A Paris, le petit Antoine Belot, surnommé Gribiche, trouve le sac d’une riche veuve américaine, Madame Maranet, et le lui rapporte. Celle-ci, touchée par l’honnêteté de l’enfant qui vit seul avec sa mère, veuve de guerre, décide de l’adopter pour lui donner une bonne éducation, telle qu’elle la conçoit...

Analyse et critique

En 1925, une bonne partie des metteurs en scène et acteurs russes a quitté la compagnie Albatros à Montreuil pour travailler, entre autres, au studio de Billancourt. Alexandre Kamenka se tourne alors vers la jeune génération de metteurs en scène français comme Jacques Feyder et René Clair pour donner un second souffle à la société.

Le précédent film de Feyder, L’Image (1925), n’a pas eu le succès escompté et Françoise Rosay, son épouse et fidèle collaboratrice, cherche un nouveau sujet. Elle tombe sur le livre de Frédéric Boutet, Gribiche, et le lui propose. Le film sera également important pour elle car il lui permet pour la première fois d’apparaître dans un grand rôle à l’écran. Jusqu’à présent, Françoise, malgré son expérience d’actrice de théâtre et de cantatrice à l’opéra, n’avait joué que les figurantes dans les films de son époux. On peut ainsi la voir dans Têtes de femmes, femmes de tête (1916) en invitée autour d’une table ou dans Crainquebille (1922) en cliente dans un magasin de chaussures. Il faut dire que l’on a décrété qu’elle n’était pas photogénique. Pour son rôle d’Américaine d’un certain âge, elle se brunit légèrement les cheveux avant de les recouvrir de paillettes argentées. Et soudain, comme elle le dit, « J’ai attiré l’attention des opérateurs qui jusque-là ne me regardaient même pas. » (1)

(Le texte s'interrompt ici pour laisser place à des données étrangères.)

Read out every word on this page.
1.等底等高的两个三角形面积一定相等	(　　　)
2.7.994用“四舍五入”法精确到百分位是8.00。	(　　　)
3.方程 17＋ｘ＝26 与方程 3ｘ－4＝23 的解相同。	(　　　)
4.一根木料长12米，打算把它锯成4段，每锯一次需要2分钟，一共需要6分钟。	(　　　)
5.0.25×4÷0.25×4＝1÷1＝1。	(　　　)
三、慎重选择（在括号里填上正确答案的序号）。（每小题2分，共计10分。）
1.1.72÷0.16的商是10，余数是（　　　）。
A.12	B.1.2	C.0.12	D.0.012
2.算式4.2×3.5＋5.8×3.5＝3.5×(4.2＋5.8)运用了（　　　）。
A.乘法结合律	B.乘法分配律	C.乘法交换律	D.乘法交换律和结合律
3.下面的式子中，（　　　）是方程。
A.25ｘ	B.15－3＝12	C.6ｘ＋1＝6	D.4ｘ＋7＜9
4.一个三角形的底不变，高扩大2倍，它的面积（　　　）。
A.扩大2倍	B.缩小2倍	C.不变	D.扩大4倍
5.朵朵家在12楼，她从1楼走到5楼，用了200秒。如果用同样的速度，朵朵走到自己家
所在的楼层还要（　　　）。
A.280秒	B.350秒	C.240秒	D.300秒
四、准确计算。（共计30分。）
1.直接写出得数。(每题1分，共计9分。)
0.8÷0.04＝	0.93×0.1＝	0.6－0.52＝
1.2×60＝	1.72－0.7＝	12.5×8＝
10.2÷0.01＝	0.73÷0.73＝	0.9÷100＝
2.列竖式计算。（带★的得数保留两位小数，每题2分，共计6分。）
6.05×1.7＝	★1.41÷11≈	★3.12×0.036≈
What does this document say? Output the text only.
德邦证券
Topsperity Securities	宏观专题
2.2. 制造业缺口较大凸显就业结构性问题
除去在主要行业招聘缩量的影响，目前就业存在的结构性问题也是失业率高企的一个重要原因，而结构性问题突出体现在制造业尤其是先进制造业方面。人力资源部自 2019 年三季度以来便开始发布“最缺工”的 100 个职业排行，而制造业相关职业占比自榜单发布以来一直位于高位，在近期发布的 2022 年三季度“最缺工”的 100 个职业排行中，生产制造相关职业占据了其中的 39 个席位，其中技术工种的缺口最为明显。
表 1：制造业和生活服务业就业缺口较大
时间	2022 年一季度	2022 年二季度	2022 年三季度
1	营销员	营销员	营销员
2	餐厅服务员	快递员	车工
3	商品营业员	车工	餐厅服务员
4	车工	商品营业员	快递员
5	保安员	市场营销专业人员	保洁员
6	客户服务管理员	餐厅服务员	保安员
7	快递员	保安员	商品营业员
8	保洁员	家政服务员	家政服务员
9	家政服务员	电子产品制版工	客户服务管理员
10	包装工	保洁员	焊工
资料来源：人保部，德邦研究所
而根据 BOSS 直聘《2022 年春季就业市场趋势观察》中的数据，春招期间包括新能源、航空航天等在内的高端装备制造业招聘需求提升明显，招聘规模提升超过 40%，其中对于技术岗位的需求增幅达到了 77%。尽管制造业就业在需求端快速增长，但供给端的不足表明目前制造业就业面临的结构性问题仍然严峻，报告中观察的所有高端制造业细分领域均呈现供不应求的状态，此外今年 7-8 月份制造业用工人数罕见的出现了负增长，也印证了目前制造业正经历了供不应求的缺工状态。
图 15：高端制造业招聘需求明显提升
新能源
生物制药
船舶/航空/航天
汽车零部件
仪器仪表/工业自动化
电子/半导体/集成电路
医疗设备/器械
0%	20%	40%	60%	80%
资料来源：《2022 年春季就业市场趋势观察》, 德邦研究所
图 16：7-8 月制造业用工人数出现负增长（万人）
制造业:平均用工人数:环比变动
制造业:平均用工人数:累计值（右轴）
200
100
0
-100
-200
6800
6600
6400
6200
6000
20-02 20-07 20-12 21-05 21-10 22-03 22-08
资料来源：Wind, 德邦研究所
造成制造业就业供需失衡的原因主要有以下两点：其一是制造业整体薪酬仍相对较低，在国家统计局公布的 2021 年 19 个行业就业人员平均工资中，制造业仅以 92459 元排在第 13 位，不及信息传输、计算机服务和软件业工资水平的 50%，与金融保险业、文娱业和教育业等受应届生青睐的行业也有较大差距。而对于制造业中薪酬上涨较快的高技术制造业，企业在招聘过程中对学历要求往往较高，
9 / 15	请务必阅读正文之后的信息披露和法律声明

Pour le rôle de l’enfant, Jacques Feyder n’a pas besoin de chercher bien loin. Quelques années plus tôt, il avait découvert Jean Forest sur la place du Tertre, à Montmartre, parmi d’autres enfants jouant tel un petit Gavroche. Forest a joué successivement dans deux films de Feyder, Crainquebille (1922) et Visages d’enfants (1923) où il réussit une des plus belles caractérisations d’enfant-acteur de l’histoire du cinéma. Suite à la mort de sa mère, les Feyder s’occupent de lui comme s'il était leur propre fils.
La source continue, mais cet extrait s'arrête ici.